DCC spin has allowed our $1.2 BILLION combined Company and DCC Debt to look less by only highlighting DCC book debt of around $400 million, having bounced our Stadium debt into the Companies’ books to keep up appearances. 
The DCC has also found many ways of subsidising the loss-making Stadium to make things look less worrying in Annual reports. 
These annual subsidies include: Event attraction funding, local event discount funding, a special Stadium rates differential, and an annual purchase of $2.55 million of Stadium shares by the DCC despite DCC already owning 100% of Stadium shares – and this is described in DCC accounts as “Investment”! 
The annual total of this accounting duplicity is close to $9 million every year for a Stadium that struggles to get a major event for many months at a time and won’t even do that once Christchurch Stadium is available.

What to do?
1 – Admit and clearly identify the problems: 
The DCC has failed to control or get returns on our massive investment in our Council Controlled Organisations.
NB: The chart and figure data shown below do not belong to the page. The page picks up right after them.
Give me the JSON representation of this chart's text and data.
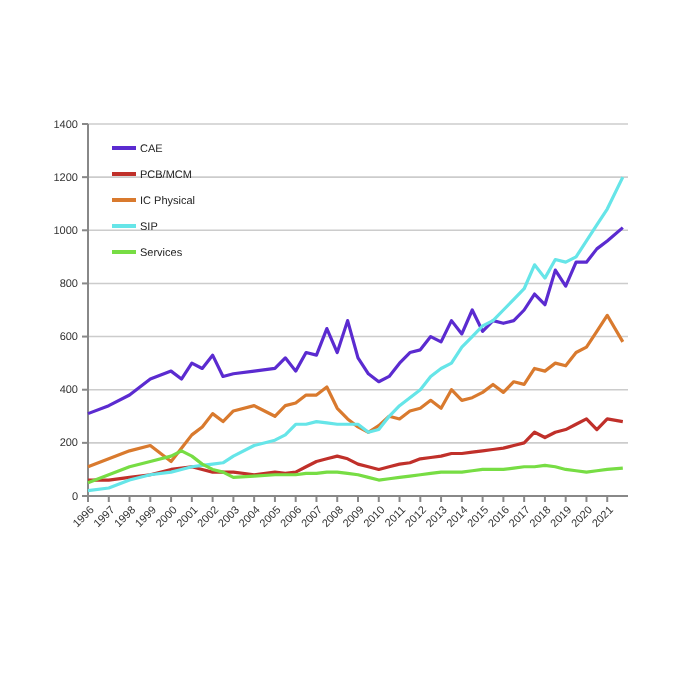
{
  "chart_data": {
    "type": "line",
    "x": [
      1996,
      1997,
      1998,
      1999,
      2000,
      2000.5,
      2001,
      2001.5,
      2002,
      2002.5,
      2003,
      2004,
      2005,
      2005.5,
      2006,
      2006.5,
      2007,
      2007.5,
      2008,
      2008.5,
      2009,
      2009.5,
      2010,
      2010.5,
      2011,
      2011.5,
      2012,
      2012.5,
      2013,
      2013.5,
      2014,
      2014.5,
      2015,
      2015.5,
      2016,
      2016.5,
      2017,
      2017.5,
      2018,
      2018.5,
      2019,
      2019.5,
      2020,
      2020.5,
      2021,
      2021.75
    ],
    "series": [
      {
        "name": "CAE",
        "color": "#5b2bd0",
        "values": [
          310,
          340,
          380,
          440,
          470,
          440,
          500,
          480,
          530,
          450,
          460,
          470,
          480,
          520,
          470,
          540,
          530,
          630,
          540,
          660,
          520,
          460,
          430,
          450,
          500,
          540,
          550,
          600,
          580,
          660,
          610,
          700,
          620,
          660,
          650,
          660,
          700,
          760,
          720,
          850,
          790,
          880,
          880,
          930,
          960,
          1010
        ]
      },
      {
        "name": "PCB/MCM",
        "color": "#c0302a",
        "values": [
          60,
          60,
          70,
          80,
          100,
          105,
          110,
          100,
          90,
          90,
          90,
          80,
          90,
          85,
          90,
          110,
          130,
          140,
          150,
          140,
          120,
          110,
          100,
          110,
          120,
          125,
          140,
          145,
          150,
          160,
          160,
          165,
          170,
          175,
          180,
          190,
          200,
          240,
          220,
          240,
          250,
          270,
          290,
          250,
          290,
          280
        ]
      },
      {
        "name": "IC Physical",
        "color": "#d97a2e",
        "values": [
          110,
          140,
          170,
          190,
          130,
          180,
          230,
          260,
          310,
          280,
          320,
          340,
          300,
          340,
          350,
          380,
          380,
          410,
          330,
          290,
          260,
          240,
          265,
          300,
          290,
          320,
          330,
          360,
          330,
          400,
          360,
          370,
          390,
          420,
          390,
          430,
          420,
          480,
          470,
          500,
          490,
          540,
          560,
          620,
          680,
          580
        ]
      },
      {
        "name": "SIP",
        "color": "#66e5e8",
        "values": [
          20,
          30,
          60,
          80,
          90,
          100,
          110,
          115,
          120,
          125,
          150,
          190,
          210,
          230,
          270,
          270,
          280,
          275,
          270,
          270,
          270,
          240,
          250,
          300,
          340,
          370,
          400,
          450,
          480,
          500,
          560,
          600,
          640,
          660,
          700,
          740,
          780,
          870,
          820,
          890,
          880,
          900,
          960,
          1020,
          1080,
          1200
        ]
      },
      {
        "name": "Services",
        "color": "#77dd44",
        "values": [
          50,
          80,
          110,
          130,
          150,
          170,
          150,
          120,
          100,
          90,
          70,
          75,
          80,
          80,
          80,
          85,
          85,
          90,
          90,
          85,
          80,
          70,
          60,
          65,
          70,
          75,
          80,
          85,
          90,
          90,
          90,
          95,
          100,
          100,
          100,
          105,
          110,
          110,
          115,
          110,
          100,
          95,
          90,
          95,
          100,
          105
        ]
      }
    ],
    "xlim": [
      1996,
      2022
    ],
    "xticks": [
      1996,
      1997,
      1998,
      1999,
      2000,
      2001,
      2002,
      2003,
      2004,
      2005,
      2006,
      2007,
      2008,
      2009,
      2010,
      2011,
      2012,
      2013,
      2014,
      2015,
      2016,
      2017,
      2018,
      2019,
      2020,
      2021
    ],
    "ylim": [
      0,
      1400
    ],
    "yticks": [
      0,
      200,
      400,
      600,
      800,
      1000,
      1200,
      1400
    ],
    "grid": "y",
    "legend": "top left"
  }
}
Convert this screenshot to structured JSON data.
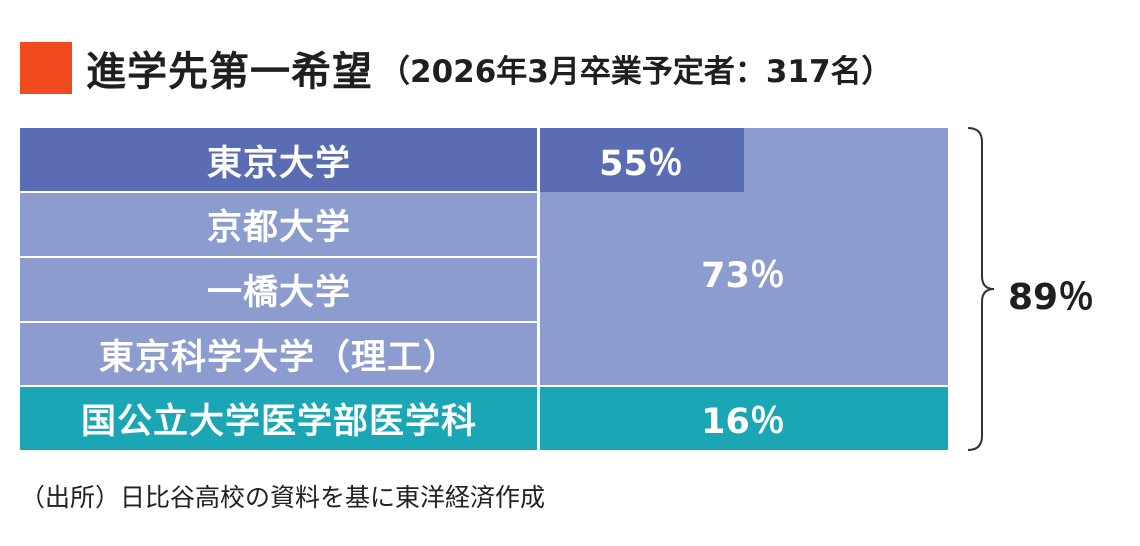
{
  "title": {
    "main": "進学先第一希望",
    "sub": "（2026年3月卒業予定者：317名）"
  },
  "colors": {
    "title_mark": "#f04a1e",
    "dark_blue": "#5a6db4",
    "light_blue": "#8d9cce",
    "teal": "#1aa6b5"
  },
  "chart_data": {
    "type": "table",
    "title": "進学先第一希望（2026年3月卒業予定者：317名）",
    "rows": [
      {
        "label": "東京大学",
        "value": "55％",
        "group": "東京大学"
      },
      {
        "label": "京都大学",
        "value": "73％",
        "group": "東京大学・京都大学・一橋大学・東京科学大学（理工）"
      },
      {
        "label": "一橋大学",
        "value": "73％",
        "group": "東京大学・京都大学・一橋大学・東京科学大学（理工）"
      },
      {
        "label": "東京科学大学（理工）",
        "value": "73％",
        "group": "東京大学・京都大学・一橋大学・東京科学大学（理工）"
      },
      {
        "label": "国公立大学医学部医学科",
        "value": "16％",
        "group": "国公立大学医学部医学科"
      }
    ],
    "values": [
      {
        "group": "東京大学",
        "percent": 55,
        "label": "55％"
      },
      {
        "group": "東京大学〜東京科学大学（理工）",
        "percent": 73,
        "label": "73％"
      },
      {
        "group": "国公立大学医学部医学科",
        "percent": 16,
        "label": "16％"
      },
      {
        "group": "合計",
        "percent": 89,
        "label": "89％"
      }
    ],
    "total_label": "89％",
    "source": "（出所）日比谷高校の資料を基に東洋経済作成"
  }
}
Like the Cull Council, the Hawkins Council has left our companies in the too-hard-basket, preferring to borrow instead.

The Stadium has ludicrously high $9 million+ annual DCC subsidies to keep it inflated with few events and fewer forecast.
Council Companies still fail to deliver dividends or proper rates of return after 7 years of massive injections of borrowed capital that were supposed to make them profitable.
The DCC has lumbered Council Companies with $2.5 million annual losses just to delay inevitable decisions on Taieri Gorge Railway and keep it mothballed for each of the last 3 years.
City Forests has been conjuring profits from revaluations and carbon credits rather than just efficiently harvesting timber.
The Hawkins’ Council itself has gone on an unprecedented spending spree on transport changes and cycleways including George st that will amount to more than $150 million of unsustainable spending on unproductive investments. 

2 – Obvious solutions include: stopping or deferring cycleway and transport changes saving $150 million. Prevent City Forests from buying further farms for forestry carbon credit speculation and get them selling more trees more efficiently.
Accept that the Taieri Gorge Railway line to Middlemarch with its 37 bridges is beyond anybody’s ability to maintain safely and let a limited main-trunk line service be run locally or by an outside company if a local service cannot break even.
Get new independent outside directors for Aurora and Delta and explore partial sell-off of the Central Otago lines area for which there is competitive interest.
Spend $1 million on a low-maintenance tough artificial turf for the Stadium so that it can be used daily, cut staff overheads and allow the main ground to get used constantly by local sports/events groups. It will still lose millions but at least we will get good community use out of it.

With rapidly rising interest rates, world tensions, and cost of food, Dunedin Council must make hard decisions and make them now. We must prevent further decision delay on DCC Company restructuring, Taieri Gorge Railway, Sammy’s, Mayfair, Athenium and Fortune Theatres, groynes, the One-Way system, and a Unitary Council. 
A lot of talk about Dunedin’s potential will only be realised by decisive informed course-corrections over the next 7 years.